[Maybe OT] - RFC compliance checking at session

Matt Kettler mkettler at evi-inc.com
Fri Feb 29 22:41:29 GMT 2008

Glenn Steen wrote:
> On 29/02/2008, Matt Kettler <mkettler at evi-inc.com> wrote:
>> Hostmaster wrote:
>>  > Hi All,
>>  >
>>  > I would like to illicit some opinions from you other MailScanner using
>>  > MX-administrators.
>> Pretty much all your opinions here are valid, except:
>>   > and the IP does not accept return SMTP – indicating that
>>  > it's probably a web server and not an MTA itself.
>> I find that conclusion irrational. Why wouldn't it be an MTA?
>>  Anyone large enough to have separate MX (inbound) and smarthost (outbound)
>>  servers should *NOT* be accepting inbound SMTP connections to their smarthost
>>  servers from the outside world. Only their internal network should be able to
>>  SMTP to the smarthost.
>>  There's no reason to allow it, so best practice would suggest you should close
>>  that off at the firewall. Any legitimate mail delivery attempts will go to the
>>  MX servers. Therefore any attempts to connect to port 25 on the SmartHost from
>>  the outside are either hackers, scans, or random pokes and prods at parts of
>>  your network nobody on the outside belongs in.
>>  I think it's a pretty far jump to assume that any system that generates SMTP but
>>  doesn't accept inbound from you can't be an MTA. It's quite possible it is an
>>  MTA, but you're not authorized to try to queue mail there and are firewalled out.
> I'm not going to disagree (much:-) with you today/tonight Matt (not
> sober enough, and I need be very sharp when doing that:-):-), but what
> about all that stuff ... domain litterals etc... all there to
> facilitate bouncing when there is no DNS etc.

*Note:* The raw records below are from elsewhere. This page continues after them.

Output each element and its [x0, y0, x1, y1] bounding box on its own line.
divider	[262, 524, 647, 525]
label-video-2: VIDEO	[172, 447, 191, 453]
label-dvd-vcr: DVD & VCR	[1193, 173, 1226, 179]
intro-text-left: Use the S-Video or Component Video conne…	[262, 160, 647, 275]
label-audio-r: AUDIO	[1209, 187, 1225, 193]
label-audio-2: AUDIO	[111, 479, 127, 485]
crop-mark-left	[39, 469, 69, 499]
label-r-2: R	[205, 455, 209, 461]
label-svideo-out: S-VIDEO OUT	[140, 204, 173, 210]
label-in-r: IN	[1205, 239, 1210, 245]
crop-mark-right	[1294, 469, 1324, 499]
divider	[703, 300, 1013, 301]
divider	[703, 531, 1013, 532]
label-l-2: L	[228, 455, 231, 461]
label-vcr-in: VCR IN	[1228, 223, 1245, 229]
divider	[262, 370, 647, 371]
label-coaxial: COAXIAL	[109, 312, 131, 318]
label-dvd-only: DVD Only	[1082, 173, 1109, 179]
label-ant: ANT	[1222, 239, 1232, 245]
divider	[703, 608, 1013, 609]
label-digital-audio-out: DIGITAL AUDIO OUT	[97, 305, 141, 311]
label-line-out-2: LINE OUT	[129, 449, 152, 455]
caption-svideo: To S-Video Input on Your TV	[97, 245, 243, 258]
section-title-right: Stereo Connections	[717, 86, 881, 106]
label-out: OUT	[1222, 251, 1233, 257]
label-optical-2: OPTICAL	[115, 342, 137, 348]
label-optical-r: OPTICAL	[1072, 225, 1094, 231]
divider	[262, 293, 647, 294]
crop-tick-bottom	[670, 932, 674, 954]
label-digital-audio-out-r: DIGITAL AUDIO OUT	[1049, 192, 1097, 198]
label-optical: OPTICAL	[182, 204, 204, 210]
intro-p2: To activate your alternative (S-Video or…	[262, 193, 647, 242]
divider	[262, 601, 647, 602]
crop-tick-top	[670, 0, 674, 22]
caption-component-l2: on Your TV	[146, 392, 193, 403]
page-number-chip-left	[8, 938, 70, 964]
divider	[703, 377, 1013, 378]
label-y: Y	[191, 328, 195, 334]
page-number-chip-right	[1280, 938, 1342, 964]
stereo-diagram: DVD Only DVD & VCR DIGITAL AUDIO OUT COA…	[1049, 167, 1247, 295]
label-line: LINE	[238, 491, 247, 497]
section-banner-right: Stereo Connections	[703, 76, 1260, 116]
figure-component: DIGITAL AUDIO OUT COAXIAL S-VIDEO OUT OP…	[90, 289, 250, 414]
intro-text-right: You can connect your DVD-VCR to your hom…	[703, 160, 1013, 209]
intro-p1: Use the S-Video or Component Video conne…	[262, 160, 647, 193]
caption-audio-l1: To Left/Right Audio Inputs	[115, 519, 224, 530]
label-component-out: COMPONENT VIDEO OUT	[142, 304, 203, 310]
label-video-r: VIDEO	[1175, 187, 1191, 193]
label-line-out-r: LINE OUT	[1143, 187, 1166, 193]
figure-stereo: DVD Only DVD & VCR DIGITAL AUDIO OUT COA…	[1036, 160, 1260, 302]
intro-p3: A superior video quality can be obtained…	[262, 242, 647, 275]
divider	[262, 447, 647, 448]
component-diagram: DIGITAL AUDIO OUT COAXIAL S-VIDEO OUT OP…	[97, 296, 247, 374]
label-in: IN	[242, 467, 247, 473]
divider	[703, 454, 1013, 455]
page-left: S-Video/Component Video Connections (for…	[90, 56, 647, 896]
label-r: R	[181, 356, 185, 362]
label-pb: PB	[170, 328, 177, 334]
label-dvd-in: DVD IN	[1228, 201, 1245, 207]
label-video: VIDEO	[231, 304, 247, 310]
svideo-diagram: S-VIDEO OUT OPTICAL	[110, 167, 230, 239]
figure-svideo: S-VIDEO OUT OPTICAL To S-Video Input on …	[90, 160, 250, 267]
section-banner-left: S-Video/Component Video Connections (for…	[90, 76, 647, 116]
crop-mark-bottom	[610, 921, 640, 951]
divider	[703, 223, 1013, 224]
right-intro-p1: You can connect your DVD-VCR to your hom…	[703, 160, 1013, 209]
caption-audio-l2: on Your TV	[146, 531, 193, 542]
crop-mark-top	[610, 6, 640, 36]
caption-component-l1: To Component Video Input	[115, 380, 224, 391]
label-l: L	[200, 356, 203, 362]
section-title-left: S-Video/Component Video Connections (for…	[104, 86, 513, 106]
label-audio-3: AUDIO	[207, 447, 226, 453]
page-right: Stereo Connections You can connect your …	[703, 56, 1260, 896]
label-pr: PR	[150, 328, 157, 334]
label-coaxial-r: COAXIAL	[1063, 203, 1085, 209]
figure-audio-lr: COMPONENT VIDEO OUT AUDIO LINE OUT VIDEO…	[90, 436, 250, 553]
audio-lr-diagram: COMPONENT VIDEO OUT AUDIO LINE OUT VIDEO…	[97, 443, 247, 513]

Kind of implies that all
> SMTP sendersare supposed to be able to be receivers too, now don't it?
> Or maybe I'm in delirium tremens and that is just a figment of that state:-):-)

Follow up again later.. I can't make much sense of what you're saying right now.

Domain literals exist to handle sending messages when DNS is down. But I don't 
see anywhere that suggests using them for bounces.

As best I can tell it's a flagrant violation of many RFCs to send a bounce (or 
any other DSN) to anything other than the return path.

Trying to create a domain literal using the IP address of the host that 
delivered the email strikes me as absurdly broken. If nothing else, doing this 
would require that all SMTP clients also be mailservers... Ouch!

Relevant RFC's describing that delivery failure notifications be sent to the 
reverse path in the MAIL FROM: command:

RFC 821 section 3.6 (MUST)
RFC 2821 section 3.7 (MUST)
RFC 1123 section 5.3.3 (specifies SHOULD be the envelope return, not must)
RFC 3461 section 6.1 (simply described as fact, with no MUST or SHOULD.)